Heading into the World Test Championship (WTC) final, India head coach Ravi Shastri was asked whether a one-off finale does as much justice to the two-year league and would a ‘best-of-three’ finals series provided for a fairer conclusion?
Shastri nodded in agreement, echoing a sentiment expressed by thousands of fans in the lead up to the match, fearing that the hardwork done by their team for two and half years could be ruined in one or two hours of bad play in Southampton.
And they’re right, it is not ideal to have a one-off final for a ‘league’ that saw you contest six series each, three of those away, and at the same time manage a points system that got changed midway due to the pandemic.
“In a perfect world, a three-Test series would be a great way to decide the World Test Championship,” even ICC’s acting CEO Geoff Allardice agreed while speaking to ESPNcricinfo.
But, and this is important, Allardice also added, “the reality (of) the international cricket schedule is we are just not going to have (a situation where) blocking out a month or so for all the teams in the tournament for the final is realistic.”
“That’s why one-match final was decided upon. Why it is quite exciting is because it brings something new. Here were are – we’ve got a one-off Test match to decide the best team in the world over this two-year cycle.”
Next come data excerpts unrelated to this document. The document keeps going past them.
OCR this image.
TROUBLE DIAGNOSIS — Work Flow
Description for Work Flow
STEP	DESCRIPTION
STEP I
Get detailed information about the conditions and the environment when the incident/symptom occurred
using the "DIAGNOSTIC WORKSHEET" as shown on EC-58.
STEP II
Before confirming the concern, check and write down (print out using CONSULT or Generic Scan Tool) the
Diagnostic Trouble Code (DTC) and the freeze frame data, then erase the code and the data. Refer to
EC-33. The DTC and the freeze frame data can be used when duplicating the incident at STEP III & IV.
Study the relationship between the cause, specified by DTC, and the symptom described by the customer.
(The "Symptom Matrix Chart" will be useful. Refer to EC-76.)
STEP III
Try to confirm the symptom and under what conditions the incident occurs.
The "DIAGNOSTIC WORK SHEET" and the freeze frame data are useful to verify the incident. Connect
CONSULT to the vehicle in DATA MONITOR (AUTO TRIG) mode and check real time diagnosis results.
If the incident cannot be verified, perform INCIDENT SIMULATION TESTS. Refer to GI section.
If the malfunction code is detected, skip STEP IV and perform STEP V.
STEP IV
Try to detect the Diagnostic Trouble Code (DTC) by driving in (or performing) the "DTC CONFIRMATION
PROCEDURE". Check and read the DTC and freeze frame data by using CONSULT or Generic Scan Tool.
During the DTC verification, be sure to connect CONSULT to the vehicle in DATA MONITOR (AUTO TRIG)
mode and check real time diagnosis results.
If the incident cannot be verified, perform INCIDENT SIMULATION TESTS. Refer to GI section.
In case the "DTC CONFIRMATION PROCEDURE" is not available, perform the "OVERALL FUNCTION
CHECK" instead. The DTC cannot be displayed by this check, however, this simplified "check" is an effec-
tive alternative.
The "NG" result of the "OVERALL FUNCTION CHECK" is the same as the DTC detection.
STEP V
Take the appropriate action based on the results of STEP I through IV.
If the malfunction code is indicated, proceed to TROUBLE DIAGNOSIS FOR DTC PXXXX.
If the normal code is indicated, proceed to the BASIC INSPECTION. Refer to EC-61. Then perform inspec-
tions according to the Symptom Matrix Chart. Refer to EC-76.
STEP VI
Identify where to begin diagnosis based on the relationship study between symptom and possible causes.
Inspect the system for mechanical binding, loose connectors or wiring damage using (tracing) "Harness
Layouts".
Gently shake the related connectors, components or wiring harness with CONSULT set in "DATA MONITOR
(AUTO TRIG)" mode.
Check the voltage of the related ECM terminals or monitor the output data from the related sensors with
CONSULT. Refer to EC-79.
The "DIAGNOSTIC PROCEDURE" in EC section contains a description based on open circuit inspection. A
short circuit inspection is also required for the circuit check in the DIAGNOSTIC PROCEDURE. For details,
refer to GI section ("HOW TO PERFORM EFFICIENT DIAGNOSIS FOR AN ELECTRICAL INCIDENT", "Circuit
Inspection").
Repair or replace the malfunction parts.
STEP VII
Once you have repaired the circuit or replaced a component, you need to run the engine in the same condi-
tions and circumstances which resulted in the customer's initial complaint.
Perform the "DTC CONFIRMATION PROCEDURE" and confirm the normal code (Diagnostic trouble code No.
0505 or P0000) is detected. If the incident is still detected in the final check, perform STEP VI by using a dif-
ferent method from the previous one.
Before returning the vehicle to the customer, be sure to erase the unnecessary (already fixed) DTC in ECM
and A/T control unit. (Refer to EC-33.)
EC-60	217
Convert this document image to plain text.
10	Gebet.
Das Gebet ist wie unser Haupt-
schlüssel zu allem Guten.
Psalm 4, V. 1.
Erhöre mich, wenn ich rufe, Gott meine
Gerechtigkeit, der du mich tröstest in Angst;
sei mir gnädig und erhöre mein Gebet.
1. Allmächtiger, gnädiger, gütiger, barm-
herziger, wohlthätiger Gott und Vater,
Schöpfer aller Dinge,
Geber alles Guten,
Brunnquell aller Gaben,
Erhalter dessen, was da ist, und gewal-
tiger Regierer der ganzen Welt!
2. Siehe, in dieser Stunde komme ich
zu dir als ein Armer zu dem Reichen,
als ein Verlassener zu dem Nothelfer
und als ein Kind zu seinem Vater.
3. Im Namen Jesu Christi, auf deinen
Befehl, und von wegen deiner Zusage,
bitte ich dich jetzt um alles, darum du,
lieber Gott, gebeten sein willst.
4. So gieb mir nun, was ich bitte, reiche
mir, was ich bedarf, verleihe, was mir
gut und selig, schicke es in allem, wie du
The word “reality” here is pertinent, for not many have yet come to accept it as far as the WTC is concerned. Teams and their fans aside, many commentators and experts who shape opinions outside have been calling out of the tournament’s flaws for a while. And yes, it is flawed and would’ve been different in a perfect world. But it’s about time, more and more should people come to realise, cricket isn’t run in a perfect world.
WTC final: Why neither India nor New Zealand should mind a draw
There is a huge discrepancy in the earnings of different member nations and thus the kind of investment and attention that they can afford to give to Test match cricket. In the pre-WTC world, major countries like India, Australia and England had no obligations to face the likes of Sri Lanka, West Indies, New Zealand and Bangladesh. The WTC, independent of its makeup and points system, has changed that for good. And not only changed that, but also brought a New Zealand on a near-equal footing to an incredibly resourced team like India.
This writer has previously also tried to throw a sense of perspective into the mix about WTC. But it’s important to recognise today, as ‘draw’ emerges to be the most likely result at Ageas Bowl, both India and New Zealand shouldn’t mind, in a deeper sense, if there is no outright result and they happen to share the trophy. They’ve earned the right to do so after toiling as hard as they have through a two-year league cycle.
It required India victories by heavy margins in Australia and at home against England to make it this far after the pandemic accentuated the impact of their series loss in New Zealand by leading to a major tweak in the points system. Despite an unprecedented break and multiple injuries, India conquered the challenge Down Under and dominated the English after an initial hiccup.
And you can argue that the Kiwis didn’t win as many away from home as they did in their own den, but that’s not what the league required them to do. It required them to earn enough points irrespective of where the match is played to reach the final, which they successfully did and did it even before ‘Big 3’ – which is remarkable given the alarming gap in their resources to the rest of the teams.
So, yes, it’s not ideal to have a one-off final for a league, which is already not ideal in its makeup, and then have it absolutely ruined by the weather. But it’s also not ideal for any of these sides to be in a position to lose it in the first place. Even if only one hand, both the teams shouldn’t mind if it’s on the trophy.